His Guardian obituary says  -  "....Alan George Heywood Melly was born in Liverpool. His father, an easy-going man, came from a large and well-known Liverpool business family, and made a comfortable living in the wool trade, which he hated. Tom didn't mind what anyone did, so long as it made them happy. Maud, George's Jewish mother, had once dreamed of a career on the stage, and remained a leading figure in Liverpool's amateur dramatics. (George's sister Andree was to become a well-known actress.) Maud was the friend of many theatrical queens, and visiting stars such as Robert Helpman, Frederick Ashton and Douglas Byng were often at the house near Aigburth Road, as was David Webster, then running a department store in Liverpool before taking over the Royal Opera House.
George wrote his autobiography backwards, starting with his early years in the jazz world, and working back to his childhood. Scouse Mouse (1984) is an affectionate account of 1930s middle-class Liverpool and its numerous Melly eccentrics. The snake in the Eden of Sefton Park was George's headmaster at Parkfield prep school, the alcoholic WW Twyne. A manic wielder of the house slipper, given to purple rages, Twyne deplored almost everything about the modern world except games. His denunciations of ballet and leftwing politics were so extreme that George knew at once that he would like both. Thus his interest in both anarchism and surrealism, developed at Stowe, can be traced to his comfortable Liverpudlian beginnings, just as his passion for fishing went back to family holidays in North Wales.
George clearly lacked officer-like qualities and was unable to qualify even as a naval clerk when he was called up in 1944. He remained a skiving Ordinary Seaman for most of his three and a half years service, leaving anarchist tracts on the messdeck to annoy his superior officers. He spent most of his leaves in London getting to know the Surrealist circle that gathered round the Belgian poet and gallery-owner ELT Mesens, and relishing an exuberant homosexual life made much easier by his uniform. Rum, Bum and Concertina (1977), his account of this period, is extremely funny. As a convinced surrealist George felt an obligation to be shocking and subversive, but his sense of reality and his sense of humour kept him out of serious trouble....."

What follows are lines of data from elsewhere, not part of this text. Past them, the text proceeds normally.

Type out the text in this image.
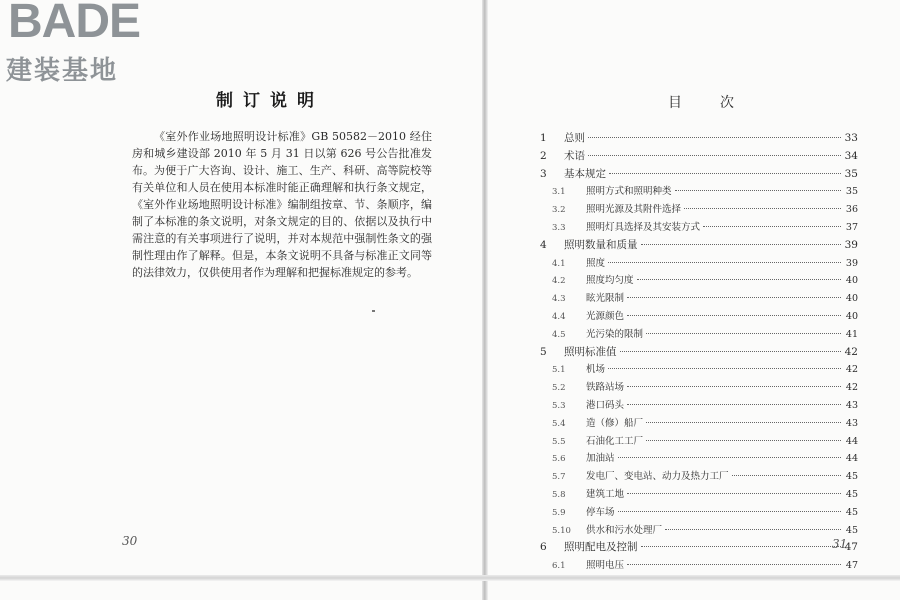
BADE
建装基地
制订说明

《室外作业场地照明设计标准》GB 50582－2010 经住房和城乡建设部 2010 年 5 月 31 日以第 626 号公告批准发布。 为便于广大咨询、设计、施工、生产、科研、高等院校等有关单位和人员在使用本标准时能正确理解和执行条文规定，《室外作业场地照明设计标准》编制组按章、节、条顺序，编制了本标准的条文说明，对条文规定的目的、依据以及执行中需注意的有关事项进行了说明，并对本规范中强制性条文的强制性理由作了解释。但是，本条文说明不具备与标准正文同等的法律效力，仅供使用者作为理解和把握标准规定的参考。

30
目次
1	总则	33
2	术语	34
3	基本规定	35
3.1	照明方式和照明种类	35
3.2	照明光源及其附件选择	36
3.3	照明灯具选择及其安装方式	37
4	照明数量和质量	39
4.1	照度	39
4.2	照度均匀度	40
4.3	眩光限制	40
4.4	光源颜色	40
4.5	光污染的限制	41
5	照明标准值	42
5.1	机场	42
5.2	铁路站场	42
5.3	港口码头	43
5.4	造（修）船厂	43
5.5	石油化工工厂	44
5.6	加油站	44
5.7	发电厂、变电站、动力及热力工厂	45
5.8	建筑工地	45
5.9	停车场	45
5.10	供水和污水处理厂	45
6	照明配电及控制	47
6.1	照明电压	47
31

Tracks are as follows -   1. Aint Misbehavin'  2. Squeeze me  3. I'm Gonna Sit Right Down And Write Myself A Letter  4. An Awful Lot My Gal Ain't Got  5. Your Feets Too Big  6. My Very Good Friend The Milkman  7. The Joint Is Jumpin'

George Melly  -   Sings Fats Waller  - Side One

Monday, September 02, 2013

Webb Pierce

EP on the Brunswick label from the 60's- a compilation of country hits from the mid to late 50's. Webb has a pleasing voice and delivery which put him in the top rank of country singers of his time.

Wikipedia says  -  "Webb Michael Pierce (August 8, 1921 – February 24, 1991) was one of the most popular American honky tonk vocalists of the 1950s, charting more number one hits than any other country artist during the decade.
His biggest hit was "In the Jailhouse Now," which charted for 37 weeks in 1955, 21 of them at number one. Pierce also charted number one for several weeks' each with his recordings of "Slowly" (1954), "Love, Love, Love" (1955), "I Don't Care" (1955), "There Stands the Glass" (1953), "More and More" (1954), "I Ain't Never" (1959), and his first number one "Wondering," which stayed at the top spot for four of its 27 weeks' charting in 1952.

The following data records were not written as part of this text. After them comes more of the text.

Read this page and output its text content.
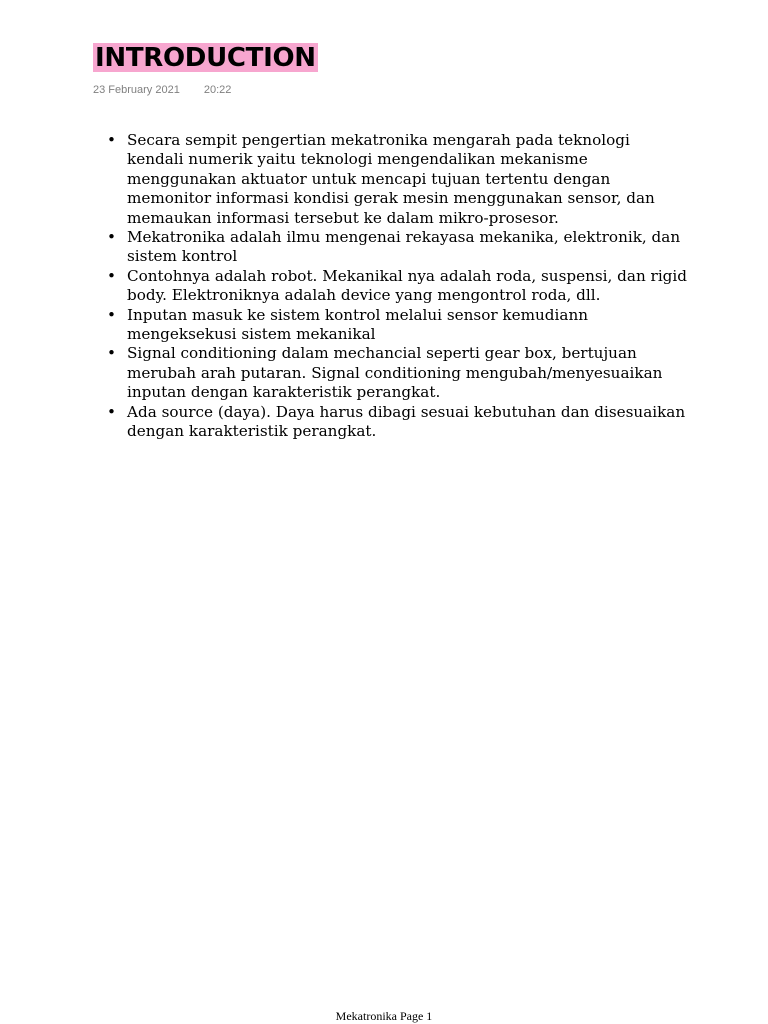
INTRODUCTION
23 February 2021 20:22
• Secara sempit pengertian mekatronika mengarah pada teknologi kendali numerik yaitu teknologi mengendalikan mekanisme menggunakan aktuator untuk mencapi tujuan tertentu dengan memonitor informasi kondisi gerak mesin menggunakan sensor, dan memaukan informasi tersebut ke dalam mikro-prosesor.
• Mekatronika adalah ilmu mengenai rekayasa mekanika, elektronik, dan sistem kontrol
• Contohnya adalah robot. Mekanikal nya adalah roda, suspensi, dan rigid body. Elektroniknya adalah device yang mengontrol roda, dll.
• Inputan masuk ke sistem kontrol melalui sensor kemudiann mengeksekusi sistem mekanikal
• Signal conditioning dalam mechancial seperti gear box, bertujuan merubah arah putaran. Signal conditioning mengubah/menyesuaikan inputan dengan karakteristik perangkat.
• Ada source (daya). Daya harus dibagi sesuai kebutuhan dan disesuaikan dengan karakteristik perangkat.
Mekatronika Page 1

For many, Pierce, with his flamboyant Nudie suits and twin silver dollar-lined convertibles, became the most recognizable face of country music of the era and its excesses.[1] Pierce was a one-time member of the Grand Ole Opry and was posthumously inducted into the Country Music Hall of Fame. A tribute in his honor (produced by singer/songwriter Gail Davies) was released in 2001 entitled Caught In The Webb - A Tribute To Country Legend Webb Pierce."